Side note, omnis checked in in Natter. He is backed up in Bitches, but hopefully will be posting with us before too long. When he gets here - We Have Missed You o_a!
Anya ,'Sleeper'
Spike's Bitches 48: I Say, We Go Out There, and Kick a Little Demon Ass.
[NAFDA] Spike-centric discussion. Lusty, lewd (only occasionally crude), risqué (and frisqué), bawdy (Oh, lawdy!), flirty ('cuz we're purty), raunchy talk inside. Caveat lector.
I'm shopping for onesies, and I just have to say WTF?
Oh! Baby thighs! (that is how I am going to start thinking of mine...baby fat)
I'm shopping for onesies, and I just have to say WTF?
Wow. Despairing for humanity now.
Finally caught up. Feel like there's a bunch of things I wanted to say, but they have all fallen out of my head. Will be heading out for lunch soon, caffeine will be applied. Fingers crossed that will help. Meanwhile, {{bitches}}.
Must be said again: oh, you guys. Just reading through all this kindness and wisdom has therapized me too.
I bring exciting news from the Hummingbird world: TWO little beaks are definitely poking up from the tiny nest.
We were in the middle of a nice long slow warm rain on Saturday (Thank you, Pineapple Express) and heard Little Buzz chirping at me. Scanned around, found her sitting on a tomato cage near one of the feeders. Then she sucked up a huge meal, flew over to her nest and delivered the goods to the babies. Now they are getting bigger and I can see their beaks from my spot next door on the ground.
Where are you, K.B.? Isn't it early for bird babies? What if there's another freeze?
worried for birds I never met
Don't worry about these babies. We're in temperate Hayward, California. Plenty of flowering plants around, and she picked a great place to stay dry.
I just showed the nest to a gang of Girl Scouts. They were all impressed. Now I have cookies.
I bring exciting news from the Hummingbird world: TWO little beaks are definitely poking up from the tiny nest.
Two tiny hummingbirds! Or one slightly larger mutant.
I am into the land of bad anniversaries. He was fighting so hard this time last year. So many harsh, invasive procedures. He had such hope that he was going to beat it. And he was responding well. His doctors were cautiously hopeful. And I'm replaying it my mind like a wretched Scandinavian drama, knowing everything is doomed to grief and despair.
He did everything they asked, he was as cheerful as he could be and gave hope to others on his path. And it did no fucking good.

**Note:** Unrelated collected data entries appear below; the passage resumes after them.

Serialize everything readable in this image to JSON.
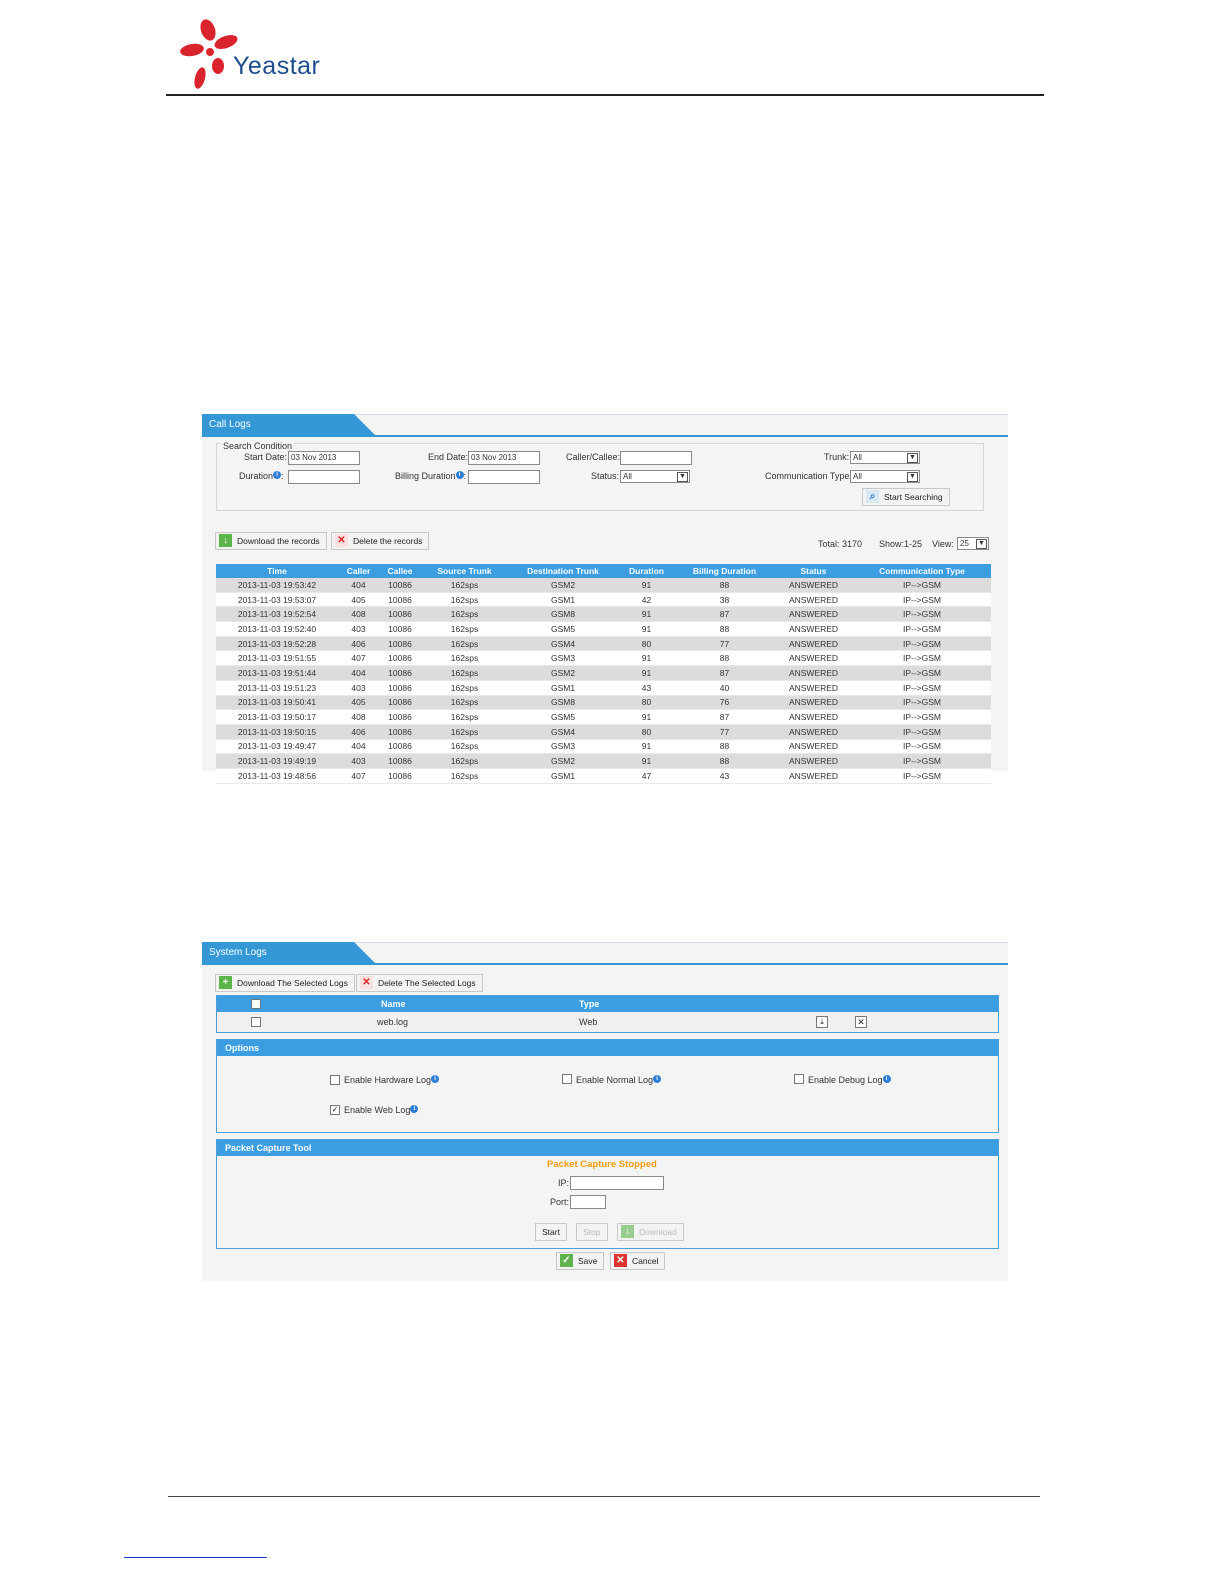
{
  "brand": {
    "name": "Yeastar"
  },
  "call_logs": {
    "tab_title": "Call Logs",
    "search": {
      "legend": "Search Condition",
      "start_date_label": "Start Date:",
      "start_date_value": "03 Nov 2013",
      "end_date_label": "End Date:",
      "end_date_value": "03 Nov 2013",
      "caller_label": "Caller/Callee:",
      "caller_value": "",
      "trunk_label": "Trunk:",
      "trunk_value": "All",
      "duration_label": "Duration",
      "billing_label": "Billing Duration",
      "status_label": "Status:",
      "status_value": "All",
      "comm_label": "Communication Type:",
      "comm_value": "All",
      "search_button": "Start Searching"
    },
    "download_button": "Download the records",
    "delete_button": "Delete the records",
    "total_label": "Total: 3170",
    "show_label": "Show:1-25",
    "view_label": "View:",
    "view_value": "25",
    "columns": [
      "Time",
      "Caller",
      "Callee",
      "Source Trunk",
      "Destination Trunk",
      "Duration",
      "Billing Duration",
      "Status",
      "Communication Type"
    ],
    "rows": [
      [
        "2013-11-03 19:53:42",
        "404",
        "10086",
        "162sps",
        "GSM2",
        "91",
        "88",
        "ANSWERED",
        "IP-->GSM"
      ],
      [
        "2013-11-03 19:53:07",
        "405",
        "10086",
        "162sps",
        "GSM1",
        "42",
        "38",
        "ANSWERED",
        "IP-->GSM"
      ],
      [
        "2013-11-03 19:52:54",
        "408",
        "10086",
        "162sps",
        "GSM8",
        "91",
        "87",
        "ANSWERED",
        "IP-->GSM"
      ],
      [
        "2013-11-03 19:52:40",
        "403",
        "10086",
        "162sps",
        "GSM5",
        "91",
        "88",
        "ANSWERED",
        "IP-->GSM"
      ],
      [
        "2013-11-03 19:52:28",
        "406",
        "10086",
        "162sps",
        "GSM4",
        "80",
        "77",
        "ANSWERED",
        "IP-->GSM"
      ],
      [
        "2013-11-03 19:51:55",
        "407",
        "10086",
        "162sps",
        "GSM3",
        "91",
        "88",
        "ANSWERED",
        "IP-->GSM"
      ],
      [
        "2013-11-03 19:51:44",
        "404",
        "10086",
        "162sps",
        "GSM2",
        "91",
        "87",
        "ANSWERED",
        "IP-->GSM"
      ],
      [
        "2013-11-03 19:51:23",
        "403",
        "10086",
        "162sps",
        "GSM1",
        "43",
        "40",
        "ANSWERED",
        "IP-->GSM"
      ],
      [
        "2013-11-03 19:50:41",
        "405",
        "10086",
        "162sps",
        "GSM8",
        "80",
        "76",
        "ANSWERED",
        "IP-->GSM"
      ],
      [
        "2013-11-03 19:50:17",
        "408",
        "10086",
        "162sps",
        "GSM5",
        "91",
        "87",
        "ANSWERED",
        "IP-->GSM"
      ],
      [
        "2013-11-03 19:50:15",
        "406",
        "10086",
        "162sps",
        "GSM4",
        "80",
        "77",
        "ANSWERED",
        "IP-->GSM"
      ],
      [
        "2013-11-03 19:49:47",
        "404",
        "10086",
        "162sps",
        "GSM3",
        "91",
        "88",
        "ANSWERED",
        "IP-->GSM"
      ],
      [
        "2013-11-03 19:49:19",
        "403",
        "10086",
        "162sps",
        "GSM2",
        "91",
        "88",
        "ANSWERED",
        "IP-->GSM"
      ],
      [
        "2013-11-03 19:48:56",
        "407",
        "10086",
        "162sps",
        "GSM1",
        "47",
        "43",
        "ANSWERED",
        "IP-->GSM"
      ]
    ]
  },
  "system_logs": {
    "tab_title": "System Logs",
    "download_button": "Download The Selected Logs",
    "delete_button": "Delete The Selected Logs",
    "columns": [
      "Name",
      "Type"
    ],
    "rows": [
      {
        "name": "web.log",
        "type": "Web"
      }
    ],
    "options": {
      "title": "Options",
      "hardware": {
        "label": "Enable Hardware Log",
        "checked": false
      },
      "normal": {
        "label": "Enable Normal Log",
        "checked": false
      },
      "debug": {
        "label": "Enable Debug Log",
        "checked": false
      },
      "web": {
        "label": "Enable Web Log",
        "checked": true
      }
    },
    "packet_capture": {
      "title": "Packet Capture Tool",
      "status": "Packet Capture Stopped",
      "ip_label": "IP:",
      "port_label": "Port:",
      "start_button": "Start",
      "stop_button": "Stop",
      "download_button": "Download"
    },
    "save_button": "Save",
    "cancel_button": "Cancel"
  },
  "colors": {
    "accent": "#3498d6",
    "status_orange": "#f39c12",
    "brand_blue": "#1e4e8c",
    "logo_red": "#d9232d"
  }
}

I can't bear to look at last year's calendar. A solid wall of doctors and chemo. He was making plans for After till the end, and I'm picking up the pieces of those plans every day.
My birthday is this Friday. The first cataract surgery is in two weeks. The car is making a weird noise that the garage can't find but doesn't seem ominous. I keep telling myself that this is just one of the many low points I'll hit, that there is an upslope not to far ahead. But the standard responses aren't being very helpful at the moment.